Skip to content

Applying Data Transformations and Visualizing

EdwardRaff edited this page Oct 2, 2016 · 2 revisions

Introduction

In the previous example, we saw the basic set up for testing a classifier on a data set. When a default classifier is not enough to solve the problem, one of the ways to fix the situation is to apply a transformation to the data set. A transformation could be used to aid a particular algorithm, make one applicable, or make the problem tractable.

In this example, we use a data transform the visualize our data set. While visualizations are not always useful, they can give us an intuitive understanding about the data, especially if you understand what the visualization means in the context of the method used to reduce the dimensionality. This example uses a method known as Principal Component Analysis.

The GUI code has been removed from JSAT. A small separate project has new GUI code related to JSAT that we will use for this example.

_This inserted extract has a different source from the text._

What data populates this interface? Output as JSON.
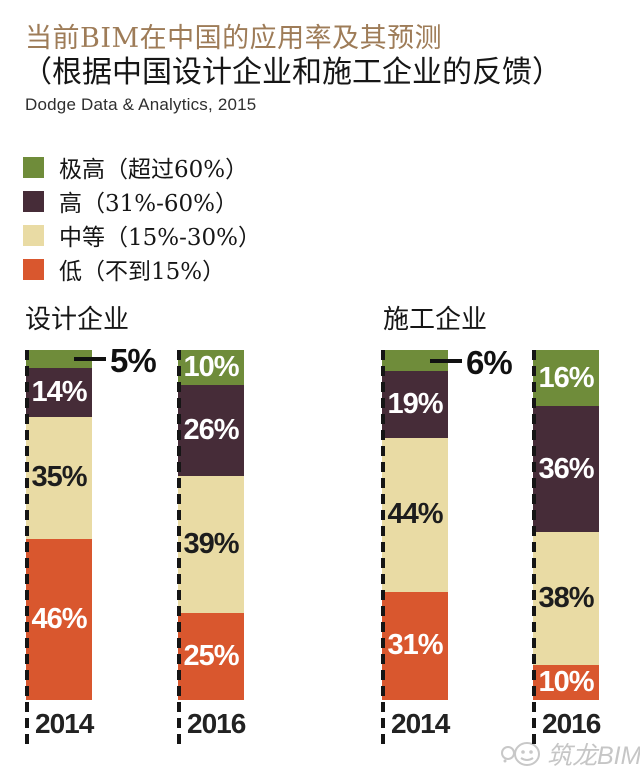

To use it, add this repo and dependency to your maven pom file.

#Code

import com.edwardraff.jsatfx.Plot;
import java.io.File;
import javafx.application.Platform;
import javafx.embed.swing.JFXPanel;
import javafx.scene.Scene;
import javafx.scene.chart.ScatterChart;
import javax.swing.JFrame;
import jsat.ARFFLoader;
import jsat.DataSet;
import jsat.classifiers.ClassificationDataSet;
import jsat.datatransform.DataTransform;
import jsat.datatransform.PCA;
import jsat.datatransform.ZeroMeanTransform;

/**
 * For a number of reasons, it may be beneficial to apply some sort of transformation to a data set. 
 * This could be to improve accuracy, reduce computation time, or other reasons. 
 * Here we show an example on how to apply PCA for visualization. 
 * 
 * @author Edward Raff
 */
public class DataTransformsExample
{
    /**
     * @param args the command line arguments
     */
    public static void main(String[] args)
    {
        String nominalPath = "uci" + File.separator + "nominal" + File.separator;
        File file = new File(nominalPath + "iris.arff");
        DataSet dataSet = ARFFLoader.loadArffFile(file);
        //We specify '0' as the class we would like to make the target class. 
        ClassificationDataSet cDataSet = new ClassificationDataSet(dataSet, 0);

        //The IRIS data set has 4 numerical attributes, unfortunately humans are not good at visualizing 4 dimensional things.
        //Instead, we can reduce the dimensionality down to two. 

        //PCA needs the data samples to have a mean of ZERO, so we need a transform to ensue this property as well
        DataTransform zeroMean = new ZeroMeanTransform(cDataSet);
        cDataSet.applyTransform(zeroMean);
        
        //PCA is a transform that attempts to reduce the dimensionality while maintaining all the variance in the data. 
        //PCA also allows us to specify the exact number of dimensions we would like 
        DataTransform pca = new PCA(cDataSet, 2, 1e-9);
        
        //We can now apply the transformations to our data set
        cDataSet.applyTransform(pca);
        
        //We can now visualize our 2 dimensional data set!
        
        //First create the GUI
        JFrame jFrame = new JFrame("2D Visualization");
        JFXPanel panel = new JFXPanel();
        jFrame.add(panel);
        jFrame.setSize(400, 400);
        jFrame.setVisible(true);
        jFrame.setDefaultCloseOperation(JFrame.EXIT_ON_CLOSE);
        
        Platform.runLater(() -> 
        {
            //this will create the plot that does the visualization
            ScatterChart<Number, Number> plot = Plot.scatterC(cDataSet);
            Scene scene = new Scene(plot);
            panel.setScene(scene);
        });
    }
}

#Review

If you visualize the default Iris data set in the example, and compare it the the output of the cross validation of the last example you'll see some intuitive connections. You may have noticed that the 'setosa' class had no false negatives or false positives. Using PCA it becomes clear that the setosa class is very well separated from the rest of the data. While there is some separation between the two other classes, versicolor and virginica, there is still a little bit of over lap. That overlap is where the error comes from.

Be careful though! PCA may show a lot of overlap even though the problem could be solved with high accuracy. This is because PCA attempts to maintain the overall variance when creating a smaller dimension. What distinguishes two classes may not be a function of the over all variance.